Telephone level gauges:
Beep Gauge: (518) 251-2777
Call an outfitter to find the current level.
The whitewater section of the Hudson is located in eastern
upstate NY, about 5 hours from NYC.
Click for a overview map.
The river is runable in early spring depending on snow melt and rainfall. Levels can get above 10' generating big wave trains. This combined with cold air and water temperatures can make things interesting. There are usually fall releases from Indian Lake giving a water level of 3' on the Hudson. Just stay on the bubble. 2.8 foot is considered the minimum level, with 5.5 to 6.5 being a nice medium to high level. Above 7 foot you had better know what you are doing.
The short section from Indian Lake into the Hudson is a continuous easy III. The normal rafting put-in is just below the IV+ Otter Slide, but if you thow some $ at your guide, I'm sure he will be glad to run it with you ;-). Once on the Hudson the river is a very senic III to IV+ depending on water level. The river is not very technical, but can have big waves and holes (Soup Strainer) at higher water levels.
Rapids on the Hudson include Blue Ledge, the Narrows (some nice wave trains at high levels), Osprey Nest, Kettle Mountain (with the Soup Strainer hole), O.K. Slip Rapids, and Harris Rift Rapids.
Things calm down after the Boreas enters at a railroad bridge (with the exception of Greyhound Bus Stop hole) with a long flatwater paddle to the takeout at North River. From North River to North Creek, and then to the Glen is class I-II beginner canoeable runs, depending on water level.
Thanks to Ben B. on the Northeast Paddler's Message Board
Posted by Ben B. on April 29, 1998 at 22:30:35:
I've gotten several requests for this summer's Hudson release dates, so here it is as it stands right now:
now until 6/21- every day
6/23 - 9/6- Tuesday, Thursday, Saturday, Sunday
9/7 - 10/12- weekends only, plus Labor Day and Columbus Day
Releases are on the Indian River, in Indian Lake, NY. They start at approx 10:30 AM and last anywhere from 45 minutes to 1 1/2 hours, depending on how much water is available.
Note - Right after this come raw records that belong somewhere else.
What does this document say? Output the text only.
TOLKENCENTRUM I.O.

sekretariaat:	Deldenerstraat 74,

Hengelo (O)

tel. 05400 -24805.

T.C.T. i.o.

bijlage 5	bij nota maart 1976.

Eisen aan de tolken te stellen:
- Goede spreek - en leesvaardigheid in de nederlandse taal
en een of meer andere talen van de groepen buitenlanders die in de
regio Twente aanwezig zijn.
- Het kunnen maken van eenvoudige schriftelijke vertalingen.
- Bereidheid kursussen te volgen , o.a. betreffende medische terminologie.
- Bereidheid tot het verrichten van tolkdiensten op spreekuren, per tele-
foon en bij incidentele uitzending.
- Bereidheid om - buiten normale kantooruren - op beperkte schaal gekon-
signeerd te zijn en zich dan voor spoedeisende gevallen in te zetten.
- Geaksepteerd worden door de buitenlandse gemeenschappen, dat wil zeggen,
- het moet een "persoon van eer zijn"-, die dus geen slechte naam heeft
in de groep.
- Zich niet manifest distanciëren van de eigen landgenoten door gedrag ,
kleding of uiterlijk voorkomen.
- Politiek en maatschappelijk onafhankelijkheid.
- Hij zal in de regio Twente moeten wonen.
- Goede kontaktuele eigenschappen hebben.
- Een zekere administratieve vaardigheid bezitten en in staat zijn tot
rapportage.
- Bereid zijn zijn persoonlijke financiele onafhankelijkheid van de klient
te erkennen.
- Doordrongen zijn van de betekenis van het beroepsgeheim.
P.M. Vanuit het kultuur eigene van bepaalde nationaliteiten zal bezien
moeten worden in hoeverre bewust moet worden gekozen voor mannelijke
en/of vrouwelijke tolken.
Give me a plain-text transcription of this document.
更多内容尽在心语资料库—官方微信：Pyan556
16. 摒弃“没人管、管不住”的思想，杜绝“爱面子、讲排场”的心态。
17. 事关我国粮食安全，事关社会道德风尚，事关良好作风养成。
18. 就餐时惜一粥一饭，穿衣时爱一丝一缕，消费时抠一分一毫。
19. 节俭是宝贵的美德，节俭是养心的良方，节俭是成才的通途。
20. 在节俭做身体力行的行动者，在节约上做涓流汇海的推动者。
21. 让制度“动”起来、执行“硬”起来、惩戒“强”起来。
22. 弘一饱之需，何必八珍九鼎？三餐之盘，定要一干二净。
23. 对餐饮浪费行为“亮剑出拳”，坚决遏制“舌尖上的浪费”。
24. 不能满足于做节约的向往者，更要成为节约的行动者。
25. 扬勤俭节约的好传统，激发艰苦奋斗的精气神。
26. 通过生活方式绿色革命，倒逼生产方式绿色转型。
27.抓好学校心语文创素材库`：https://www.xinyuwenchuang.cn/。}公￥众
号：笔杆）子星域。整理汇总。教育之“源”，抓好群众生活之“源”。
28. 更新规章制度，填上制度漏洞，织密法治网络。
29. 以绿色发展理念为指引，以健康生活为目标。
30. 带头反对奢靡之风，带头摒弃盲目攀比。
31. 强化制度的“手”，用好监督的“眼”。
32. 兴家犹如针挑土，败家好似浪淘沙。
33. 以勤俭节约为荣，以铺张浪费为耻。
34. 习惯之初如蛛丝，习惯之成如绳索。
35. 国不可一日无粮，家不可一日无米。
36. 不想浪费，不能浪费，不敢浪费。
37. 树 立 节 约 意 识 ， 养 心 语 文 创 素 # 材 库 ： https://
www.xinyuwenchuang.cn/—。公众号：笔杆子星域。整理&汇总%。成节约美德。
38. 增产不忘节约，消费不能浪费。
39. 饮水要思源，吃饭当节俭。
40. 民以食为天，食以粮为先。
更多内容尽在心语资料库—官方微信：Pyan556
The release adds about 700 CFS to the river's flow, creating 3 miles of fairly continuous class 3 water on the Indian River. Nothing there that can't be boat scouted, but some long swims are possible. Once in the Hudson Gorge, it's important to stay with the bubble if the guage at North Creek is reading 3' or less, or it's a long walk out. At 4', the bubble is less critical. At 3' - 4 1/2', the Gorge has some rapids with good sized waves and a few meaty holes that are easily avoidable. Some rapids are shallow and rocky at this level. At 5'+, the waves start to get big and the holes aren't quite as easy to avoid. The whole trip is long, about 3 miles on the Indian and 10 miles on the Hudson itself. Once in the Gorge, there are a few trails out, but they're hard to find and steep. The scenery is beautiful. The North Creek guage is located by the Rt. 28N bridge in North Creek. The phone # for the guage is (518) 251-2777 and it is online at the USGS Realtime water data website. The release adds about 6" to the guage reading when the bubble goes through. As far as I know, the release schedule isn't posted at a website anywhere. Also, there may not be a release if no commercial companies show up on that day, although I never heard that this was a problem last year. There was a complaint by property owners on Lake Abanakee about the releases drawing down the lake too much, so that state has said that this will be a "study year", and the releases could be changed without notice. I don't think that this will happen and the outfitters are booking trips for any date with scheduled releases. I will post any changes in the schedule on the board if I hear about them.
|This information is my opinion only
and may not reflect actual conditons.
It is based on my usually hazy memory,
and should not be used to decide whether
you or your guides are qualified to run the river.